20 June 2010

Say what?

So, I have this thing I do when I'm running. You know, to distract myself from the horribleness of the running. Ok, that's a bit of an exaggeration. I mostly enjoy running, it's just that sometimes I need a little distraction from the actual doing of it. From the putting one foot in front of the other, the oh-jesus-am-I-really-only-halfway-done aspects of it.

Anyway, like most people, I listen to music while running, and I’ve started to notice that with nothing else to focus on while running, I pay more attention to the lyrics of whatever song happens to pop up on the iPod. I mean, usually when I'm listening to music, I'm also doing something else—driving, reading, cleaning, typing, general multitasking, what have you. But when I'm running, I'm pretty much just listening. As a result, I've begun to discover a number of differences between what up until this moment I thought the lyrics were, and what I have now actually discovered the lyrics to be. And I thought I would pass along some of these discoveries as I stumble upon them.

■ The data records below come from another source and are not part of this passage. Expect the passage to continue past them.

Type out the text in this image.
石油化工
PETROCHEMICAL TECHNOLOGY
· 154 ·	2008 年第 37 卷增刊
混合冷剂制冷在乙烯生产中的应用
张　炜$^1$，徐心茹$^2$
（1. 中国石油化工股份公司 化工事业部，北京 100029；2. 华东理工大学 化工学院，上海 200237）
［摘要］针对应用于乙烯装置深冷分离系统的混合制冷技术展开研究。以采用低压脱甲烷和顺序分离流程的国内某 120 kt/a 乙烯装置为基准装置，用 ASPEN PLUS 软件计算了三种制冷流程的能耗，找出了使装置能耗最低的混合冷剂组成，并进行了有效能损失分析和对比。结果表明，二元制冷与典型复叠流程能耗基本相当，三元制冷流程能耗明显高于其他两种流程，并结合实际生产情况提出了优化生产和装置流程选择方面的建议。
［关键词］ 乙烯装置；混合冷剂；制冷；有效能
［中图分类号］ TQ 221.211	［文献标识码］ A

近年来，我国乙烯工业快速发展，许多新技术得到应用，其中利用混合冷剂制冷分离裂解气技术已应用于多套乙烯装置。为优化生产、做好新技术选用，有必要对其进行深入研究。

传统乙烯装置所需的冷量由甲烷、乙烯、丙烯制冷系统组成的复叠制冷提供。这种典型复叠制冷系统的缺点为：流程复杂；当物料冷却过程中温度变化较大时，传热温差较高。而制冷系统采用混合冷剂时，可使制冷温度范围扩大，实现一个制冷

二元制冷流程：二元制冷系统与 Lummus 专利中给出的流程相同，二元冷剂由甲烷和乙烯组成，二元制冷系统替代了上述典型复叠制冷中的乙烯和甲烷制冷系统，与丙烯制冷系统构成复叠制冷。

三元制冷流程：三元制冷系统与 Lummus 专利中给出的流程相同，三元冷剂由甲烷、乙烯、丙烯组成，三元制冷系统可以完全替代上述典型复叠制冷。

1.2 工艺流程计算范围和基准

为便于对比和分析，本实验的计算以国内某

[An aside: I've discovered that this phenomenon is called a mondegreen, which is "the mishearing or misinterpretation of a phrase, typically a standardized phrase such as a line in a poem or a lyric in a song, due to near homophony, in a way that gives it a new meaning." Excellent word.]

I'll start with a little ditty by Creedence Clearwater Revival. I select them due to the fact that they are the purveyors of the classic misunderstood lyric “there's a bathroom on the right” (or bad moon on the rise, if you're looking for accuracy.) Anyway, I was listening to “Lookin' Out My Back Door” (which is an excellently paced song for running, if you are interested) and there is a line which I have now determine to be “tambourines and elephants are playing in the band” which I misunderstood a variety a ways. (And I preface this by saying that even the correct line it itself makes little sense. Songs are like movies and such, and you have to be down with the allusion and metaphor and suspension of disbelief and such. So, you know, there's an elephant playing in the band, deal with it.)

I had previously always thought this line to be “memories and elephants,” which made sense in my brain, since elephants are alleged to have excellent memories. I also thought it might be “Anne Marie's an elephant” which could either refer to an actual elephant named Anne Marie, or perhaps metaphorically to a girl named Anne Marie who was perhaps a bit on the large or unattractive side (although that would take the song into a meaner direction that the rest of the happy lyrics would indicate). Anyway, I maintain that my interpretations make at least as much sense as the actual words, but it's nice to know the correct words as well.